This project uses data from Blue Bikes (https://www.bluebikes.com/system-data), the bike sharing program in Boston. The website contains all trip histories for customers over all time. We found that there is a significant population who were born in 1969 and with a nonbinary gender.
The question we choose to investigate was... What does the commute and activity of users, that were born in 1969 and chose "Other" as their gender, look like? What are some popular start/end stations?
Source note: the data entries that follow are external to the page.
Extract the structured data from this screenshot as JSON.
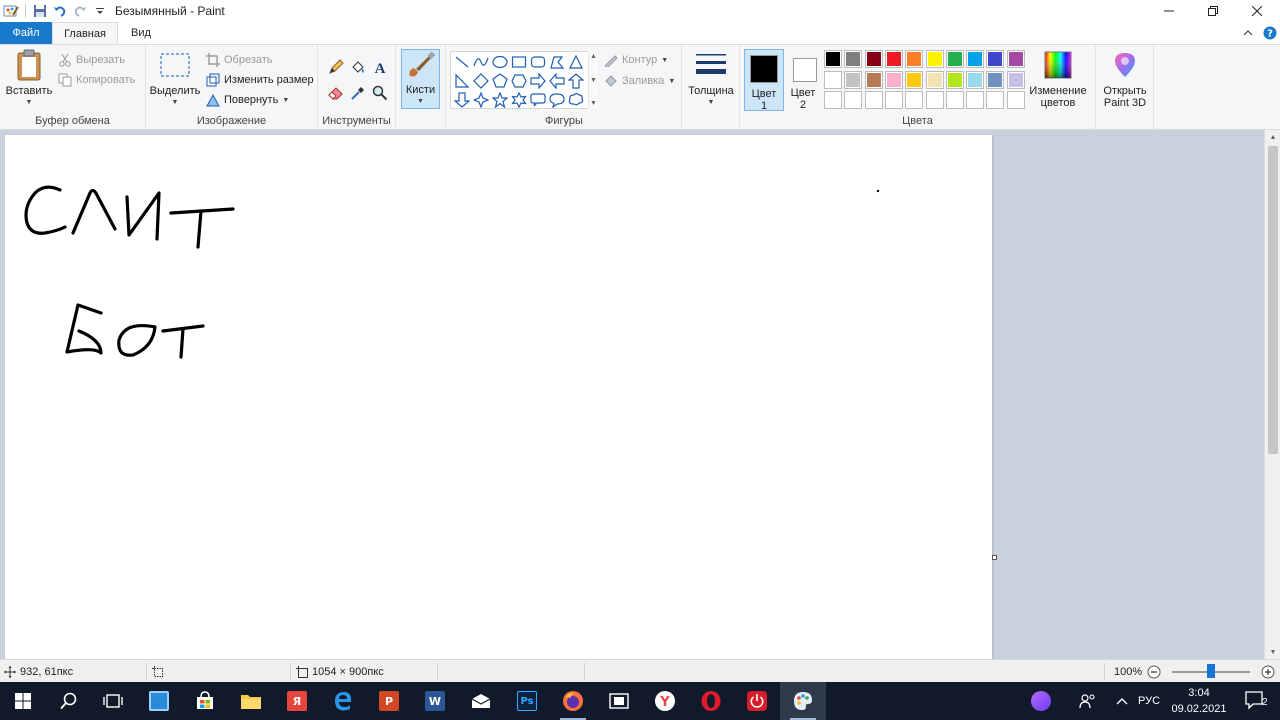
{
  "window": {
    "title": "Безымянный - Paint",
    "controls": [
      "minimize",
      "restore",
      "close"
    ]
  },
  "tabs": {
    "file": "Файл",
    "home": "Главная",
    "view": "Вид"
  },
  "ribbon": {
    "clipboard": {
      "group_label": "Буфер обмена",
      "paste": "Вставить",
      "cut": "Вырезать",
      "copy": "Копировать"
    },
    "image": {
      "group_label": "Изображение",
      "select": "Выделить",
      "crop": "Обрезать",
      "resize": "Изменить размер",
      "rotate": "Повернуть"
    },
    "tools": {
      "group_label": "Инструменты",
      "items": [
        "pencil-icon",
        "fill-icon",
        "text-icon",
        "eraser-icon",
        "color-picker-icon",
        "magnifier-icon"
      ]
    },
    "brushes": {
      "label": "Кисти"
    },
    "shapes": {
      "group_label": "Фигуры",
      "outline": "Контур",
      "fill": "Заливка"
    },
    "size": {
      "label": "Толщина"
    },
    "colors": {
      "group_label": "Цвета",
      "color1_line1": "Цвет",
      "color1_line2": "1",
      "color2_line1": "Цвет",
      "color2_line2": "2",
      "color1_value": "#000000",
      "color2_value": "#ffffff",
      "edit_line1": "Изменение",
      "edit_line2": "цветов",
      "palette_row1": [
        "#000000",
        "#7f7f7f",
        "#880015",
        "#ed1c24",
        "#ff7f27",
        "#fff200",
        "#22b14c",
        "#00a2e8",
        "#3f48cc",
        "#a349a4"
      ],
      "palette_row2": [
        "#ffffff",
        "#c3c3c3",
        "#b97a57",
        "#ffaec9",
        "#ffc90e",
        "#efe4b0",
        "#b5e61d",
        "#99d9ea",
        "#7092be",
        "#c8bfe7"
      ]
    },
    "paint3d": {
      "line1": "Открыть",
      "line2": "Paint 3D"
    }
  },
  "canvas": {
    "handwriting_line1": "СЛИТ",
    "handwriting_line2": "БОТ"
  },
  "statusbar": {
    "cursor_pos": "932, 61пкс",
    "canvas_size": "1054 × 900пкс",
    "zoom": "100%"
  },
  "taskbar": {
    "apps": [
      "start",
      "search",
      "task-view",
      "store-app",
      "microsoft-store",
      "file-explorer",
      "yandex-browser-app",
      "edge",
      "powerpoint",
      "word",
      "mail",
      "photoshop",
      "firefox",
      "movies-app",
      "yandex",
      "opera",
      "power-app",
      "paint"
    ],
    "lang": "РУС",
    "time": "3:04",
    "date": "09.02.2021",
    "notifications": "2"
  }
}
Why could they be so popular? How does the popularity of those stations change depending on weekdays? What about weekends?
What we did
We cleaned the data and used univariate and bivariate analysis, examined and ploted pivot tables and interesting aggregates. We then investigated the likely missingness mechanisms of our data as being missing at random, perform permutation tests to analyze the dependency of the missingness of a specific column on other columns. Lastly, we formulated a null hypothesis and perform a hypothesis test that explicitly stated the (null and alternative) hypothesis, the test-statistic, the significance level, the resulting p-value and results.
Clone this repo.
git clone https://github.com/ppengster/Bluebikes.git
cd Bluebikes/
This code requires Folium and Shapely. (You may experience problem installing Shapely on Windows)
pip install Folium, Shapely
It is important for you to have the geojson files in the data folder.